The result is illustrated in Figs. 7A-C. Via the recesses 13a,b and via the passage 16, a bone growth promoting agent can be introduced, such as minerals, growth factors, or stem cells. The porous layer 11 is in abutment with the cortex in the cut surfaces, so that bone ingrowth into this layer can take place.

Mainly the cortical part of the bone is supported, wherein the central medullar portion remains free. In this way - in the case of the knee joint - later insertion of a knee prosthesis, with extensions to the medullar canal, is not hampered.

The invention thus provides an implant that allows bone grafts or bone substitutes to be applied both before and after application of the implant.

The invention provides an implant that allows distraction of the bone segments with a segment retractor and insertion of the implant between the jaws of the retractor.

The invention provides an implant that takes the vertical loading directly without being dependent on the strength of osteosynthesis screws.
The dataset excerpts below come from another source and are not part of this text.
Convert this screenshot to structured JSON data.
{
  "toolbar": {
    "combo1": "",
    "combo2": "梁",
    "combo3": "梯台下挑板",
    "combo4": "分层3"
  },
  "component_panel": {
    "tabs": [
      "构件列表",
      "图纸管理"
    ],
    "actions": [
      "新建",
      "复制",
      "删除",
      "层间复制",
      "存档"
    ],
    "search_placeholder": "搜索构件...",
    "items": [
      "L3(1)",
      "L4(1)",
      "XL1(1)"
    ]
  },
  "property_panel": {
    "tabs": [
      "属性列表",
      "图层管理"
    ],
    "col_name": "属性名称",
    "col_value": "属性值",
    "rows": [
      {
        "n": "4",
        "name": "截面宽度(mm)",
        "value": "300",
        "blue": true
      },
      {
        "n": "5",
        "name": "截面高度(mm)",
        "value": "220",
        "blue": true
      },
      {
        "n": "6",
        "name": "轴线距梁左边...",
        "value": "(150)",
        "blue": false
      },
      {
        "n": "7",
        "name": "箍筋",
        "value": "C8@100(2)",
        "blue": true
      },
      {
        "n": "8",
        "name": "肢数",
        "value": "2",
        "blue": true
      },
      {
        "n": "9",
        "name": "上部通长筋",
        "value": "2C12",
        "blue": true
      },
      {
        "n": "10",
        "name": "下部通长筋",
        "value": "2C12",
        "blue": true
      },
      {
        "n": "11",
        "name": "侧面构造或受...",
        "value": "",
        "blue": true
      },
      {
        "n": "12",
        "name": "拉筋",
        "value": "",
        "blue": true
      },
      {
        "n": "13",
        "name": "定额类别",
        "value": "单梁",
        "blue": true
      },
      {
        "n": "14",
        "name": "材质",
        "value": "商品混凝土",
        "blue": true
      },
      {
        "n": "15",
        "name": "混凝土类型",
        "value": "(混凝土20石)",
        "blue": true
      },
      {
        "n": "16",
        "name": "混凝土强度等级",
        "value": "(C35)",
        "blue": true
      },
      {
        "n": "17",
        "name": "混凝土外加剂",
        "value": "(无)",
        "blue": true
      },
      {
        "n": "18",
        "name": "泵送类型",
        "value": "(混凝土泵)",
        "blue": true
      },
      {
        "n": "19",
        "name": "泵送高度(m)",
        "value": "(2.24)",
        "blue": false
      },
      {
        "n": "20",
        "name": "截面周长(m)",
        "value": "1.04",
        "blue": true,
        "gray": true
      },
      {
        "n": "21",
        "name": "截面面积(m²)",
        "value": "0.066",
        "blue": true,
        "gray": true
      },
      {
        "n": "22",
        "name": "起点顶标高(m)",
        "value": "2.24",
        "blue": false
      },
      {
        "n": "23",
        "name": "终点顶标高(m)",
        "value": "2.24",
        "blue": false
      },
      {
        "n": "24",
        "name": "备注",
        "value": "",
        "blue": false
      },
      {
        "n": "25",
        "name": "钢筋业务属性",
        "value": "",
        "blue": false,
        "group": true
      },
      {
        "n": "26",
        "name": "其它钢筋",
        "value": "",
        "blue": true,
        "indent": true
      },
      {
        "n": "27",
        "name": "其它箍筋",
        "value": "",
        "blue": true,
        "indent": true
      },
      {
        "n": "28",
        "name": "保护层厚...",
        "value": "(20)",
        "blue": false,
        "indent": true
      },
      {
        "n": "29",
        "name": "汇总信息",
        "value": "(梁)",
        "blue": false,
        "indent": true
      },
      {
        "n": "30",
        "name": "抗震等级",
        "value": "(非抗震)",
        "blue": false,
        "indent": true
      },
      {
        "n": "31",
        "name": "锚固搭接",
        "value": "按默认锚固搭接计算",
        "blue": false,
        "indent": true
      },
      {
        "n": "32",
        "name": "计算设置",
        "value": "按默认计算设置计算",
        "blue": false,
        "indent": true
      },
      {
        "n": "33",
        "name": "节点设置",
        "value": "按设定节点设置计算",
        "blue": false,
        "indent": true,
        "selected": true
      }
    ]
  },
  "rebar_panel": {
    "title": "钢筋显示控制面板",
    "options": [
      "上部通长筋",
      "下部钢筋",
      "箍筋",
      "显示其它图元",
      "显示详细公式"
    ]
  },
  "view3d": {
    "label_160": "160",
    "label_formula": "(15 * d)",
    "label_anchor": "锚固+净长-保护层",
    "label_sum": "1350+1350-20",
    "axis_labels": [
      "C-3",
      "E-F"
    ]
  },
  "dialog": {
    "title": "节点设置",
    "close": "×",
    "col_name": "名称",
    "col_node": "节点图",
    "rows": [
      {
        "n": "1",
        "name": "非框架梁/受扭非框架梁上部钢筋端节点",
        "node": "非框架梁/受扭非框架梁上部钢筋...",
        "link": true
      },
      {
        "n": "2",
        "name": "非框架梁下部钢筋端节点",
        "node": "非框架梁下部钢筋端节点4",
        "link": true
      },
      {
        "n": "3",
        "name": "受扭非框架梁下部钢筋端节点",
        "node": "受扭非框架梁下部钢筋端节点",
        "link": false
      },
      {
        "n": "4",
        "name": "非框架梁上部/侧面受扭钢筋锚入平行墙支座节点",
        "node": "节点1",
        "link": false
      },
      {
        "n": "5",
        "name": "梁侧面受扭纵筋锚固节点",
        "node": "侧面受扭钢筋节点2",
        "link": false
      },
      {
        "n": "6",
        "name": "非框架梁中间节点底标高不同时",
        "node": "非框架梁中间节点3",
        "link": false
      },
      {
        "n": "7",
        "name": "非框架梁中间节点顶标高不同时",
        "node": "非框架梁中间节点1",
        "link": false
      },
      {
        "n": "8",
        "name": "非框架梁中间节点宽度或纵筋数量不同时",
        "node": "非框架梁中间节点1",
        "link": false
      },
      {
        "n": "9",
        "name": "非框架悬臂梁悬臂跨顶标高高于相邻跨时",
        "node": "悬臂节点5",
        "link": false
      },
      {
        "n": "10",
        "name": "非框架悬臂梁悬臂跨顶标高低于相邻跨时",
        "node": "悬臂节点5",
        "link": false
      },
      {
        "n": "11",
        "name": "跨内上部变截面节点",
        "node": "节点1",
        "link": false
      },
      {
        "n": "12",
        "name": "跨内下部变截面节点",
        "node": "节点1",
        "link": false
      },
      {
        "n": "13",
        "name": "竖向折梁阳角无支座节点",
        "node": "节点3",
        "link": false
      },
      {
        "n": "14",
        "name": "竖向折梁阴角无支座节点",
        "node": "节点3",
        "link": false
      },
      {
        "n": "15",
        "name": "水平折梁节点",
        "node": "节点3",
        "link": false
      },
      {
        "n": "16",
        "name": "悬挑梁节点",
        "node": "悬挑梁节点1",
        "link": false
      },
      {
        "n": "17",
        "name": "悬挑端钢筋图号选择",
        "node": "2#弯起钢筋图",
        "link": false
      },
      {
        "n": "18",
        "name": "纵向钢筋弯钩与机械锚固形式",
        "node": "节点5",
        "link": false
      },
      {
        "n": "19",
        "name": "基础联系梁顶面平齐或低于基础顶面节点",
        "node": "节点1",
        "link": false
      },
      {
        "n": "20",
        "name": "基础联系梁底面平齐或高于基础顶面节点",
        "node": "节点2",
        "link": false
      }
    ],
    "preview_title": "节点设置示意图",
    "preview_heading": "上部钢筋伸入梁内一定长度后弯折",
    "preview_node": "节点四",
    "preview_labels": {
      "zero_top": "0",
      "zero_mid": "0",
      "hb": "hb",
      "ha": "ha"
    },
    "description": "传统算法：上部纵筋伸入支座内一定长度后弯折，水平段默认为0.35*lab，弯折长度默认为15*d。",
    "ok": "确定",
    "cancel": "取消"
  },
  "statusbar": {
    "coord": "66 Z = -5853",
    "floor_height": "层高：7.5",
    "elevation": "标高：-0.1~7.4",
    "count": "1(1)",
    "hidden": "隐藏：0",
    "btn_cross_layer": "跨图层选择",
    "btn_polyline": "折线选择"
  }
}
The implant will remain at a safe distance from the cortex that has not been sawn through, and the marrow cavity remains free for a future total knee prosthesis.

The invention(s) is/are not limited in any way to the embodiments shown and described in the drawings and description. The above description is employed to illustrate the action of preferred embodiments of the invention, and not to limit the scope of the invention. Starting from the above account, many variations will be apparent to a person skilled in the art, which fall within the spirit and the scope of the present invention. Variations of the components shown in the drawings and described in the description are possible. They may be applied separately in other embodiments of the invention(s). Components of different examples given may be combined with one another.